Now with a way back to space opened, Lady thanks Right and lends him the five Safari Ressha, which the ToQgers use to defeat Count Nair and Hound Shadow. However, the two enlarge and combine, proving themselves too strong for the ToQgers and their Ressha. But Lady returns in time with all five of the Safari Ressha gathered to form Safari GaOh to allow the ToQgers to defeat Count Nair and Hound Shadow for good.
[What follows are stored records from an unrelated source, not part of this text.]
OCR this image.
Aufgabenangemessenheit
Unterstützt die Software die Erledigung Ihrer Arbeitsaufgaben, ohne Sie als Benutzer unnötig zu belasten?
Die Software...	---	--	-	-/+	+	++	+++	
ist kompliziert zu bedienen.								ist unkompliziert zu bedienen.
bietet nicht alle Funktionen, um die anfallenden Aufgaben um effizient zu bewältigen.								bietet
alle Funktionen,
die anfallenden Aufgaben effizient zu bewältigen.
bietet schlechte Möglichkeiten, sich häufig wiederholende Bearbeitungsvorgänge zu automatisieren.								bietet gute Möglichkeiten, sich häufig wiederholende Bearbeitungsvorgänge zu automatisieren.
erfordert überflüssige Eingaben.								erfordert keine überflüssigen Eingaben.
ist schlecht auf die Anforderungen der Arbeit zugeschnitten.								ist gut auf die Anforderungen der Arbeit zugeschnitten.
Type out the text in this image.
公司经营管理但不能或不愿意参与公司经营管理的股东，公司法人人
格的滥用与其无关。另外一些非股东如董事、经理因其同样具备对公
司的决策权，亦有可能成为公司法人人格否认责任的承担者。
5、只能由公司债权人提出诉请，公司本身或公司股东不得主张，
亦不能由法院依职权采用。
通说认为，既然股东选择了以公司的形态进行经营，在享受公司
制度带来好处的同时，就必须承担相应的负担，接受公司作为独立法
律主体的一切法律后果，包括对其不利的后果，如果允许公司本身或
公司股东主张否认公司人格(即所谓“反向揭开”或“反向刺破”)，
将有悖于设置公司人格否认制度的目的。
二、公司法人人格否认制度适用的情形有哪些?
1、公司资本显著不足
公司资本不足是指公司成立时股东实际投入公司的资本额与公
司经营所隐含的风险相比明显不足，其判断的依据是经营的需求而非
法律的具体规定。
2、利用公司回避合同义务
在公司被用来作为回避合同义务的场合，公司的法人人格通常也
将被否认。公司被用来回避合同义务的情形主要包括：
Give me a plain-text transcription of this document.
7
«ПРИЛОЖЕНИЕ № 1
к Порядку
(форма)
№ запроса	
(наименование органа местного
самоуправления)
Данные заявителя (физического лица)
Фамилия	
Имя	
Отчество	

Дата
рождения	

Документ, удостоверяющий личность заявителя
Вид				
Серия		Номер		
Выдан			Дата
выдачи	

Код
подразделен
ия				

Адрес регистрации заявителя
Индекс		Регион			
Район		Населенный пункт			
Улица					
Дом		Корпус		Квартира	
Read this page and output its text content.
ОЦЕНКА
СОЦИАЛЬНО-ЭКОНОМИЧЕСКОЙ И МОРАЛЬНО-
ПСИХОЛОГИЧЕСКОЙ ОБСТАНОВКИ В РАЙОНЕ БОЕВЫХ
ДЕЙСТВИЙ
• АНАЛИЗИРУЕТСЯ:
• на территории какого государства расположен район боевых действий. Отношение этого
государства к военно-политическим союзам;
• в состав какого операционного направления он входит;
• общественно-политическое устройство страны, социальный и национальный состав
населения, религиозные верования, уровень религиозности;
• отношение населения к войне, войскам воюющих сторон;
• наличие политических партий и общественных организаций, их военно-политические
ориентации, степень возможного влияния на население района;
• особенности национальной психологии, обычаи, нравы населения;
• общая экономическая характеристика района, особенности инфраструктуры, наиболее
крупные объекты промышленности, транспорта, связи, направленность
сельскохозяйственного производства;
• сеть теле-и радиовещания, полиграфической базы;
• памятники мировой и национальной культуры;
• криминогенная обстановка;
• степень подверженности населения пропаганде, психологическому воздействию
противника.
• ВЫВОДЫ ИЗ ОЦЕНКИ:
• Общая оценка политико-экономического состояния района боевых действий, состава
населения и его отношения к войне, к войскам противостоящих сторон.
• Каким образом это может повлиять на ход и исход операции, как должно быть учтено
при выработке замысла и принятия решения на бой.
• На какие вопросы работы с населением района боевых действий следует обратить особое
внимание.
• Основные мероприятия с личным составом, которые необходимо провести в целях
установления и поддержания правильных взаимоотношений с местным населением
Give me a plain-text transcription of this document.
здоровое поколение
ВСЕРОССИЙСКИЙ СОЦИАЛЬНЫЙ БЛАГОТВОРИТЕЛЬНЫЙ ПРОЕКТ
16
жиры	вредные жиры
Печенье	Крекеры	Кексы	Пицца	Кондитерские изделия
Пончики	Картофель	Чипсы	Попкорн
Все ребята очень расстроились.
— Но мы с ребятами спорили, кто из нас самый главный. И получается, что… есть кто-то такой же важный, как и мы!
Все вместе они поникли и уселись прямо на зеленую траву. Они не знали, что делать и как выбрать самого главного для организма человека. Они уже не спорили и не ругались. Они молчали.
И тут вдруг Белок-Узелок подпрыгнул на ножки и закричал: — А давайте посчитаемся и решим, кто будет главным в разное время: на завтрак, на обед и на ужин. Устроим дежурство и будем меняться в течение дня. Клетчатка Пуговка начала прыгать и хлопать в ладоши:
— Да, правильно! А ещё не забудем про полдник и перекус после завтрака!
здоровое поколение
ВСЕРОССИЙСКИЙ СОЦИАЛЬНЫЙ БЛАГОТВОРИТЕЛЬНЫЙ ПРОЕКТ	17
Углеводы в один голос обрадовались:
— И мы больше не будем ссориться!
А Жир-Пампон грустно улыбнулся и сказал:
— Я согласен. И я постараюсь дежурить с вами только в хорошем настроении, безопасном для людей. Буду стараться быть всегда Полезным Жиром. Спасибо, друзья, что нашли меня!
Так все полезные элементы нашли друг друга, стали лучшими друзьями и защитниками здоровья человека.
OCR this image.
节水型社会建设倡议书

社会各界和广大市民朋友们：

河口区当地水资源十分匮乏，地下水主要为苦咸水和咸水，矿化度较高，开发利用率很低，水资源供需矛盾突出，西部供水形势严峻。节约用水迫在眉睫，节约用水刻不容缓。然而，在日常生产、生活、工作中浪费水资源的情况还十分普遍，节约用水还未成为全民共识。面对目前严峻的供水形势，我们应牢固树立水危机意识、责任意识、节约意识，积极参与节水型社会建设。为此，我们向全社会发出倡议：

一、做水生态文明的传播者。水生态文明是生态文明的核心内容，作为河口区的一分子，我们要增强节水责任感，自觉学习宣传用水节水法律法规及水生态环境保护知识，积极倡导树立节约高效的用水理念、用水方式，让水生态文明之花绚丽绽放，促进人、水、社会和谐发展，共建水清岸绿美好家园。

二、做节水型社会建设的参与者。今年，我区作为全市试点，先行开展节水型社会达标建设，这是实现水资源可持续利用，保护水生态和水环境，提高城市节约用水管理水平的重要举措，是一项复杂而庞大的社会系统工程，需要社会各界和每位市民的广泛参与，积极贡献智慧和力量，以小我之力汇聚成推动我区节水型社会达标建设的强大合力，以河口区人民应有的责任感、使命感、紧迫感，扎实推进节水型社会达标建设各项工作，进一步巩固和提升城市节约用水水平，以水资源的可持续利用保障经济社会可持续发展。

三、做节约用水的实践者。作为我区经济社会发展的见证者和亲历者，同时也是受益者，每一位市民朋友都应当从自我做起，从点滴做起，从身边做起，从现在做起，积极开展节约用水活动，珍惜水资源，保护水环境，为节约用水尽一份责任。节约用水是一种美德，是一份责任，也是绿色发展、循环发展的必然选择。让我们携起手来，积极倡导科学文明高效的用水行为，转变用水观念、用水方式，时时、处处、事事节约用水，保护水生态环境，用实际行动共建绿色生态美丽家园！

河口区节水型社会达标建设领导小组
After Right returns the Safari Ressha to Lady, she bids farewell to the ToQgers and departs from Earth to start another 25-year-long journey through the stars.

==Cast==
- Right (ライト, Raito): Jun Shison (志尊 淳, Shison Jun)
- Tokatti (トカッチ, Tokatchi): Jin Hiramaki (平牧 仁, Hiramaki Jin)
- Mio (ミオ): Riria (梨里杏)
- Hikari (ヒカリ): Ryusei Yokohama (横浜 流星, Yokohama Ryūsei)
- Kagura (カグラ): Ai Moritaka (森高 愛, Moritaka Ai)
- Akira Nijino (虹野 明, Nijino Akira): Shin Nagahama (長濱 慎, Nagahama Shin)
- Dark Emperor Zet (闇の皇帝ゼット, Yami no Kōtei Zetto): Kengo Ohkuchi (大口 兼悟, Ōkuchi Kengo)
- Lady (レディ, Redi): Haruka Fukuhara (福原 遥, Fukuhara Haruka)
- Conductor (車掌, Shashō): Tsutomu Sekine (関根 勤, Sekine Tsutomu)
- Ticket (チケット, Chiketto), ToQger Equipment Voice: Kappei Yamaguchi (山口 勝平, Yamaguchi Kappei)
- Wagon (ワゴン): Yui Horie (堀江 由衣, Horie Yui)
- Passko (パス子, Pasuko): M·A·O
- Barone Nero (ネロ男爵, Nero-danshaku): Jun Fukuyama (福山 潤, Fukuyama Jun)
- Madame Noir (ノア夫人, Noa-fujin): Aya Hisakawa (久川 綾, Hisakawa Aya)
- General Schwarz (シュバルツ将軍, Shubarutsu-shōgun): Haruhiko Jō (壤 晴彦, Jō Haruhiko)
- Miss Glitta (グリッタ嬢, Guritta-jō): Noriko Hidaka (日高 のり子, Hidaka Noriko)
- Count Nair (ナイル伯爵, Nairu-hakushaku): Hyadain (ヒャダイン)
- Hound Shadow (ハウンドシャドー, Haundo Shadō): KENN

==Songs==
- Theme song
- "Ressha Sentai ToQger" (烈車戦隊トッキュウジャー, Ressha Sentai Tokkyūjā)
  - Lyrics: Shio Watanabe (渡部 紫緒, Watanabe Shio)
  - Composition & Arrangement: Go Sakabe (坂部 剛, Sakabe Gō)
  - Artist: Daiki Ise (伊勢 大貴, Ise Daiki)
- Insert song
- "Ressha Sentai ToQger Safari" (烈車戦隊トッキュウジャーサファリ, Ressha Sentai Tokkyūjā Safari)
  - Lyrics: Shoko Fujibayashi
  - Composition: Takafumi Iwasaki
  - Arrangement: Takeharu Nakahata
  - Artist: Akira Kushida, Mitsuko Horie

==Promotion==

To promote the film, Tsutomu Sekine, Jun Shison, and Haruka Fukukara unveiled a special ToQger livery Keikyu train at Shinagawa Station on July 14, 2014.